S
Stephens, B. B., K. R. Gurney, Pieter P. Tans, Colm Sweeney, W. Peters, Lori M. P. Bruhwiler, P. Ciais, M. Ramonet, P. Bousquet, T. Nakazawa, S. Aoki, T. Machida, G. Inoue, N. Vinnichenko, J. Lloyd, A. Jordan, M. Heimann, O. Shibistova, R. Langenfelds, L. P. Steele, R. J. Francey and A. S. Denning, (2007), Weak northern and strong tropical land carbon uptake from vertical profiles of atmospheric CO2, Science, 316, 5832, 1732-1735, 10.1126/science.1137004

Abstract

Measurements of midday vertical atmospheric CO2 distributions reveal annual-mean vertical CO2 gradients that are inconsistent with atmospheric models that estimate a large transfer of terrestrial carbon from tropical to northern latitudes.
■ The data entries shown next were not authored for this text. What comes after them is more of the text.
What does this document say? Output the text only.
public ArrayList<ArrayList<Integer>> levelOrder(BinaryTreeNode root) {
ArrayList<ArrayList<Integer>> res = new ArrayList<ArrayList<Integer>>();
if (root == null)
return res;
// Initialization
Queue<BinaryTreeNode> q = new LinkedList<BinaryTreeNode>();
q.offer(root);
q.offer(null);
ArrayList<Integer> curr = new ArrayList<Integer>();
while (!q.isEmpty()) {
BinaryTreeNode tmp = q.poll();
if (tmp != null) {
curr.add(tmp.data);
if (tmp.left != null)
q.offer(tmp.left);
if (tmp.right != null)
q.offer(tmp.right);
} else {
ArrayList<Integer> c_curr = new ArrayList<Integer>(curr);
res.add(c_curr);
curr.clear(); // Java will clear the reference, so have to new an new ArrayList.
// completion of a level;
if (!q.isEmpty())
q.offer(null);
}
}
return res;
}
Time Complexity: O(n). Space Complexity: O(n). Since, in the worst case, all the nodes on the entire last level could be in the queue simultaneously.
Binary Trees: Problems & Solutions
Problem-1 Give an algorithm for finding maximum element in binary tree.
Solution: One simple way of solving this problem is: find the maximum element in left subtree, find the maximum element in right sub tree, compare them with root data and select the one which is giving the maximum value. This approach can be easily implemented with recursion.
The three models that most closely reproduce the observed annual-mean vertical CO2 gradients estimate weaker northern uptake of -1.5 petagrams of carbon per year (Pg C year-1) and weaker tropical emission of +0.1 Pg C year-1 compared with previous consensus estimates of -2.4 and +1.8 Pg C year-1, respectively. This suggests that northern terrestrial uptake of industrial CO2 emissions plays a smaller role than previously thought and that, after subtracting land-use emissions, tropical ecosystems may currently be strong sinks for CO2.